Today we have done very little culturally but have thoroughly enjoyed ourselves in the warm sunshine beside the lake with nothing to worry about and our time completely our own. The delight of the dolce farniente! We strolled into town and wandered around the weekly market, selling mainly clothing and shoes (Italian women love gold, sparkly ones and the higher the heels the better. Perfect for cobbled town streets!) There were cheese stalls selling huge chunks of hard Italian parmesan, gorgonzola and mozzarella. The fish stalls sold squid and seafood and of course, huge fresh water fish from the lake. We bought a punnet of local strawberries and a couple of samples of fried fish for a picnic beside the incredibly clear, green water of the lake where huge fish swam right up to the shore.
Our indolence continued with a coffee at a bright sunny table on a waterside terrace – the temperature for sitting around has been perfect. This was followed by a stroll along the lakeside beneath the shady pine trees. Swimming in the lake is not currently allowed and it would be far too cold yet anyway. On the beach however, there were quite a few sunbathers, mainly sound asleep.
Our map showed a little village nearby but when we arrived it turned out to be quite modern with little to enjoy save a rest in the cool interior of the rather uninspiring 20th century church. As we returned to Peschiera Jill was counting her blessings that we are well out of the mountains here with no imposing castles for Ian to insist on visiting. However, he soon managed to discover some fortifications completely devoid of shade both for climbing up there and along the top when we arrived! There were some nice views of the lake and town as compensation however.
Following our recent comments on the exhibition of naïve ex voto paintings, our attention was drawn to a display of posters as we passed the church in the historic town centre. Here photos of recently departed residents are displayed with messages from their families and details of their forthcoming funeral services.
We returned to our campsite to cool off, Ian with a beer on the terrace of the swimming pool, Jill with an icy swim. The pool has only just opened and the water is still so cold it almost hurts to breathe. It felt wonderful coming out!
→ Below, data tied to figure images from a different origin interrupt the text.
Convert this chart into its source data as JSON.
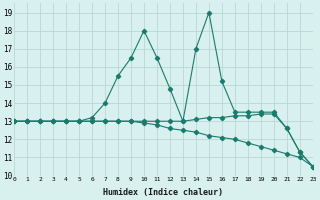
{
  "xlabel": "Humidex (Indice chaleur)",
  "x": [
    0,
    1,
    2,
    3,
    4,
    5,
    6,
    7,
    8,
    9,
    10,
    11,
    12,
    13,
    14,
    15,
    16,
    17,
    18,
    19,
    20,
    21,
    22,
    23
  ],
  "line1": [
    13,
    13,
    13,
    13,
    13,
    13,
    13.2,
    14,
    15.5,
    16.5,
    18,
    16.5,
    14.8,
    13,
    17,
    19,
    15.2,
    13.5,
    13.5,
    13.5,
    13.5,
    12.6,
    11.3,
    10.5
  ],
  "line2": [
    13,
    13,
    13,
    13,
    13,
    13,
    13,
    13,
    13,
    13,
    13,
    13,
    13,
    13.0,
    13.1,
    13.2,
    13.2,
    13.3,
    13.3,
    13.4,
    13.4,
    12.6,
    11.3,
    10.5
  ],
  "line3": [
    13,
    13,
    13,
    13,
    13,
    13,
    13,
    13,
    13,
    13,
    12.9,
    12.8,
    12.6,
    12.5,
    12.4,
    12.2,
    12.1,
    12.0,
    11.8,
    11.6,
    11.4,
    11.2,
    11.0,
    10.5
  ],
  "line_color": "#1a7a6e",
  "bg_color": "#d8f0ee",
  "grid_color": "#b8d8d4",
  "ylim": [
    10,
    19.5
  ],
  "xlim": [
    0,
    23
  ],
  "yticks": [
    10,
    11,
    12,
    13,
    14,
    15,
    16,
    17,
    18,
    19
  ],
  "xticks": [
    0,
    1,
    2,
    3,
    4,
    5,
    6,
    7,
    8,
    9,
    10,
    11,
    12,
    13,
    14,
    15,
    16,
    17,
    18,
    19,
    20,
    21,
    22,
    23
  ]
}
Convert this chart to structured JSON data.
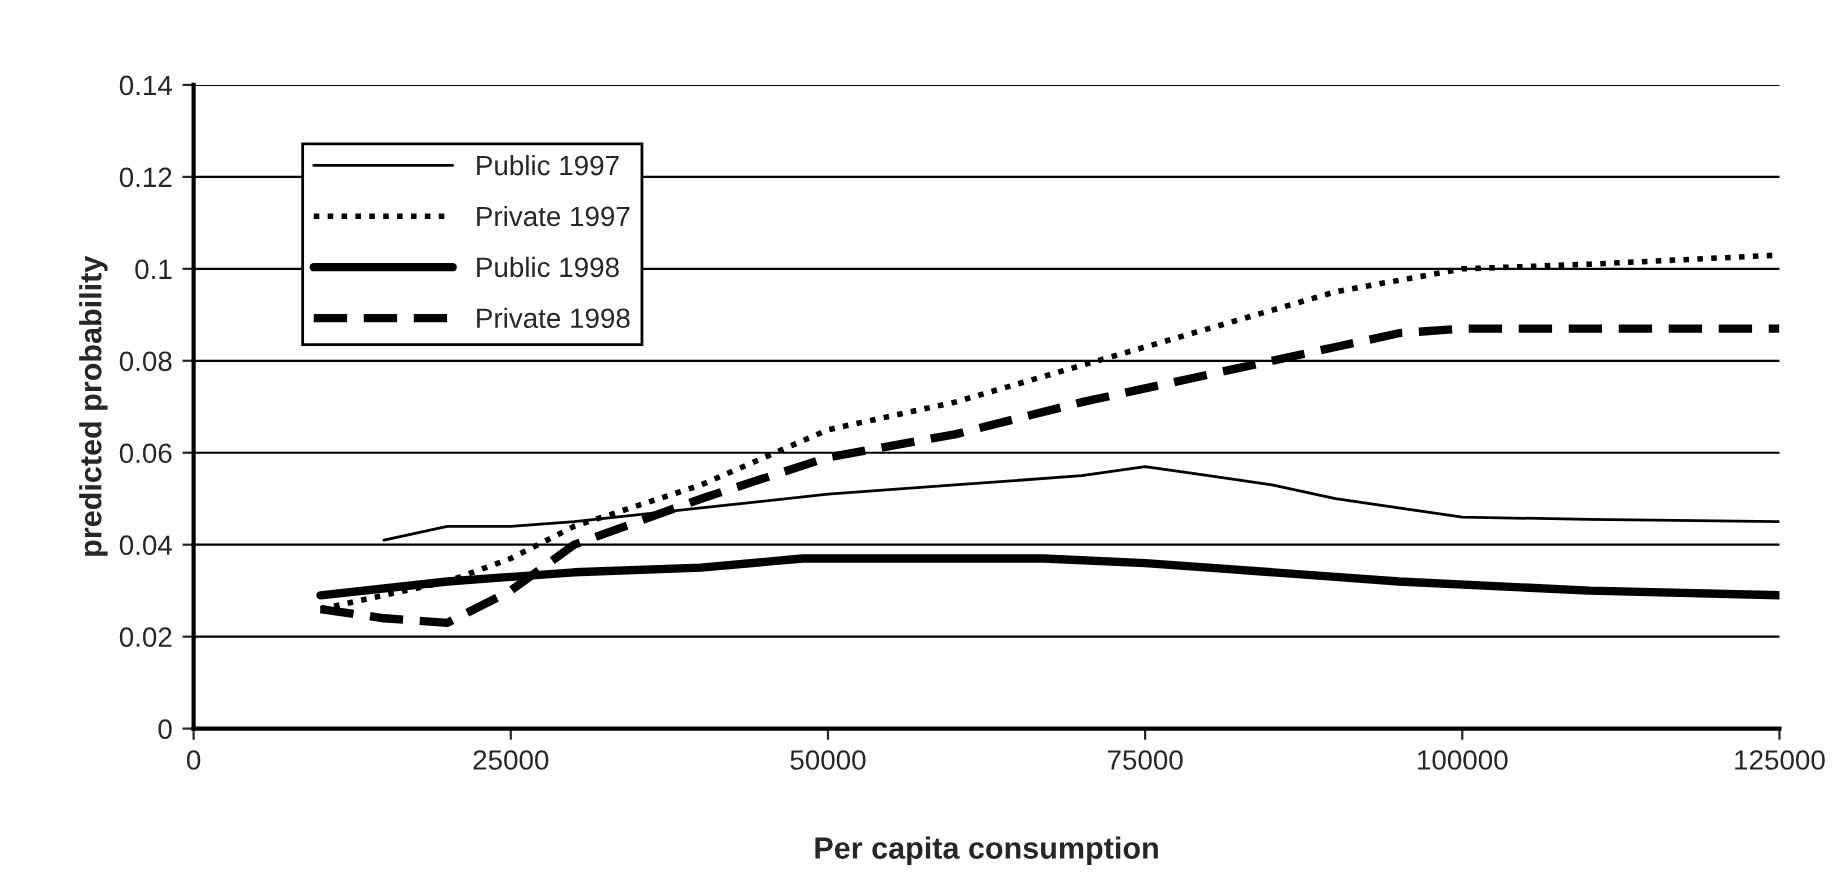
{
  "chart_data": {
    "type": "line",
    "xlabel": "Per capita consumption",
    "ylabel": "predicted probability",
    "xlim": [
      0,
      125000
    ],
    "xticks": [
      0,
      25000,
      50000,
      75000,
      100000,
      125000
    ],
    "ylim": [
      0,
      0.14
    ],
    "yticks": [
      0,
      0.02,
      0.04,
      0.06,
      0.08,
      0.1,
      0.12,
      0.14
    ],
    "grid": "y",
    "legend": "top left",
    "marker": "none",
    "series": [
      {
        "name": "Public 1997",
        "color": "#000000",
        "line_style": "solid",
        "x": [
          15000,
          20000,
          25000,
          30000,
          40000,
          50000,
          60000,
          70000,
          75000,
          80000,
          85000,
          90000,
          100000,
          110000,
          125000
        ],
        "values": [
          0.041,
          0.044,
          0.044,
          0.045,
          0.048,
          0.051,
          0.053,
          0.055,
          0.057,
          0.055,
          0.053,
          0.05,
          0.046,
          0.0455,
          0.045
        ]
      },
      {
        "name": "Private 1997",
        "color": "#000000",
        "line_style": "dotted",
        "x": [
          10000,
          15000,
          20000,
          25000,
          30000,
          40000,
          50000,
          60000,
          70000,
          80000,
          90000,
          100000,
          110000,
          125000
        ],
        "values": [
          0.026,
          0.029,
          0.032,
          0.037,
          0.044,
          0.053,
          0.065,
          0.071,
          0.079,
          0.087,
          0.095,
          0.1,
          0.101,
          0.103
        ]
      },
      {
        "name": "Public 1998",
        "color": "#000000",
        "line_style": "solid",
        "x": [
          10000,
          20000,
          30000,
          40000,
          48000,
          67000,
          75000,
          80000,
          90000,
          95000,
          110000,
          125000
        ],
        "values": [
          0.029,
          0.032,
          0.034,
          0.035,
          0.037,
          0.037,
          0.036,
          0.035,
          0.033,
          0.032,
          0.03,
          0.029
        ]
      },
      {
        "name": "Private 1998",
        "color": "#000000",
        "line_style": "dashed",
        "x": [
          10000,
          15000,
          20000,
          25000,
          30000,
          40000,
          50000,
          60000,
          70000,
          80000,
          90000,
          95000,
          100000,
          125000
        ],
        "values": [
          0.026,
          0.024,
          0.023,
          0.03,
          0.04,
          0.05,
          0.059,
          0.064,
          0.071,
          0.077,
          0.083,
          0.086,
          0.087,
          0.087
        ]
      }
    ]
  }
}
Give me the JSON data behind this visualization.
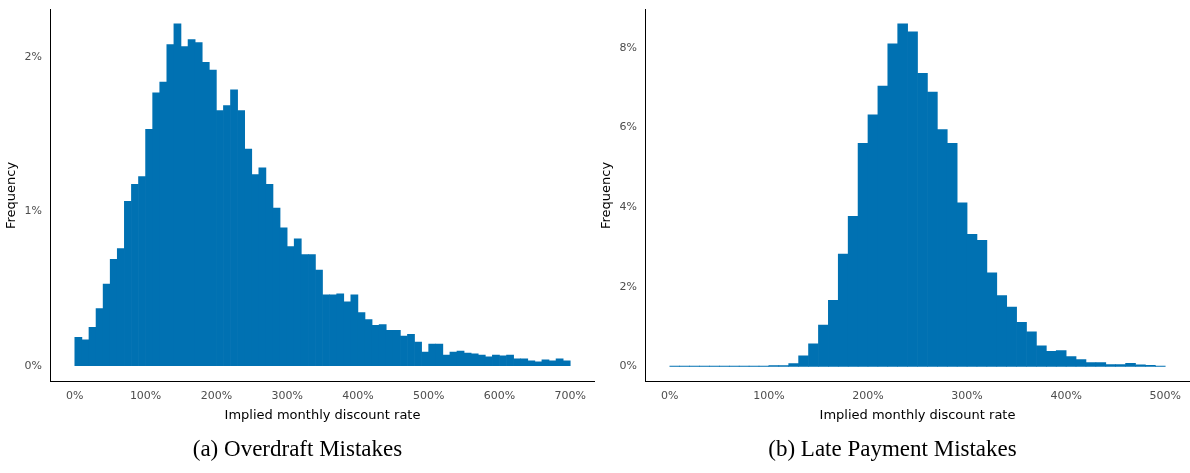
{
  "chart_data": [
    {
      "type": "histogram",
      "xlabel": "Implied monthly discount rate",
      "ylabel": "Frequency",
      "color": "#0071b2",
      "bins": [
        0,
        10,
        20,
        30,
        40,
        50,
        60,
        70,
        80,
        90,
        100,
        110,
        120,
        130,
        140,
        150,
        160,
        170,
        180,
        190,
        200,
        210,
        220,
        230,
        240,
        250,
        260,
        270,
        280,
        290,
        300,
        310,
        320,
        330,
        340,
        350,
        360,
        370,
        380,
        390,
        400,
        410,
        420,
        430,
        440,
        450,
        460,
        470,
        480,
        490,
        500,
        510,
        520,
        530,
        540,
        550,
        560,
        570,
        580,
        590,
        600,
        610,
        620,
        630,
        640,
        650,
        660,
        670,
        680,
        690,
        700
      ],
      "values": [
        0.185,
        0.168,
        0.249,
        0.371,
        0.53,
        0.69,
        0.76,
        1.067,
        1.176,
        1.227,
        1.534,
        1.77,
        1.84,
        2.083,
        2.217,
        2.07,
        2.115,
        2.096,
        1.968,
        1.917,
        1.655,
        1.687,
        1.789,
        1.655,
        1.406,
        1.24,
        1.284,
        1.176,
        1.022,
        0.895,
        0.773,
        0.824,
        0.722,
        0.722,
        0.62,
        0.46,
        0.46,
        0.466,
        0.415,
        0.46,
        0.345,
        0.3,
        0.262,
        0.268,
        0.23,
        0.23,
        0.192,
        0.204,
        0.153,
        0.089,
        0.141,
        0.141,
        0.07,
        0.089,
        0.096,
        0.083,
        0.077,
        0.07,
        0.058,
        0.07,
        0.064,
        0.07,
        0.045,
        0.045,
        0.032,
        0.026,
        0.038,
        0.032,
        0.045,
        0.032
      ],
      "xlim": [
        -35,
        735
      ],
      "xticks": [
        {
          "value": 0,
          "label": "0%"
        },
        {
          "value": 100,
          "label": "100%"
        },
        {
          "value": 200,
          "label": "200%"
        },
        {
          "value": 300,
          "label": "300%"
        },
        {
          "value": 400,
          "label": "400%"
        },
        {
          "value": 500,
          "label": "500%"
        },
        {
          "value": 600,
          "label": "600%"
        },
        {
          "value": 700,
          "label": "700%"
        }
      ],
      "ylim": [
        -0.1,
        2.31
      ],
      "yticks": [
        {
          "value": 0,
          "label": "0%"
        },
        {
          "value": 1,
          "label": "1%"
        },
        {
          "value": 2,
          "label": "2%"
        }
      ],
      "annotations": [
        "(a) Overdraft Mistakes"
      ]
    },
    {
      "type": "histogram",
      "xlabel": "Implied monthly discount rate",
      "ylabel": "Frequency",
      "color": "#0071b2",
      "bins": [
        0,
        10,
        20,
        30,
        40,
        50,
        60,
        70,
        80,
        90,
        100,
        110,
        120,
        130,
        140,
        150,
        160,
        170,
        180,
        190,
        200,
        210,
        220,
        230,
        240,
        250,
        260,
        270,
        280,
        290,
        300,
        310,
        320,
        330,
        340,
        350,
        360,
        370,
        380,
        390,
        400,
        410,
        420,
        430,
        440,
        450,
        460,
        470,
        480,
        490,
        500
      ],
      "values": [
        0.01,
        0.01,
        0.01,
        0.01,
        0.01,
        0.01,
        0.01,
        0.01,
        0.01,
        0.01,
        0.025,
        0.025,
        0.074,
        0.27,
        0.57,
        1.04,
        1.66,
        2.82,
        3.77,
        5.6,
        6.32,
        7.04,
        8.1,
        8.6,
        8.4,
        7.36,
        6.89,
        5.95,
        5.6,
        4.11,
        3.32,
        3.17,
        2.35,
        1.78,
        1.49,
        1.11,
        0.87,
        0.52,
        0.38,
        0.4,
        0.25,
        0.17,
        0.1,
        0.1,
        0.05,
        0.05,
        0.08,
        0.04,
        0.03,
        0.01
      ],
      "xlim": [
        -25,
        525
      ],
      "xticks": [
        {
          "value": 0,
          "label": "0%"
        },
        {
          "value": 100,
          "label": "100%"
        },
        {
          "value": 200,
          "label": "200%"
        },
        {
          "value": 300,
          "label": "300%"
        },
        {
          "value": 400,
          "label": "400%"
        },
        {
          "value": 500,
          "label": "500%"
        }
      ],
      "ylim": [
        -0.37,
        8.96
      ],
      "yticks": [
        {
          "value": 0,
          "label": "0%"
        },
        {
          "value": 2,
          "label": "2%"
        },
        {
          "value": 4,
          "label": "4%"
        },
        {
          "value": 6,
          "label": "6%"
        },
        {
          "value": 8,
          "label": "8%"
        }
      ],
      "annotations": [
        "(b) Late Payment Mistakes"
      ]
    }
  ]
}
This is the fourth lake we have visited since leaving the Jura. All have been pretty and each has its own individual charm. Lake Garda is some thirty miles long and we have seen only this southernmost corner. Here it is wide and flat, a huge inland sea. Further north it becomes narrow, deep and hemmed in by mountains, more like a Norwegian fjiord. It is something we will have to miss this time.
Domestic chores need doing even when life is one long holiday, so today we also used the campsite washing machine and festooned our pitch with tee-shirts and tea towels. At least we are respectable for a couple more weeks now. Ian has also washed Modestine, who was filthy with dust and had more squashed flies than one of Italy's acclaimed Garibaldi biscuits!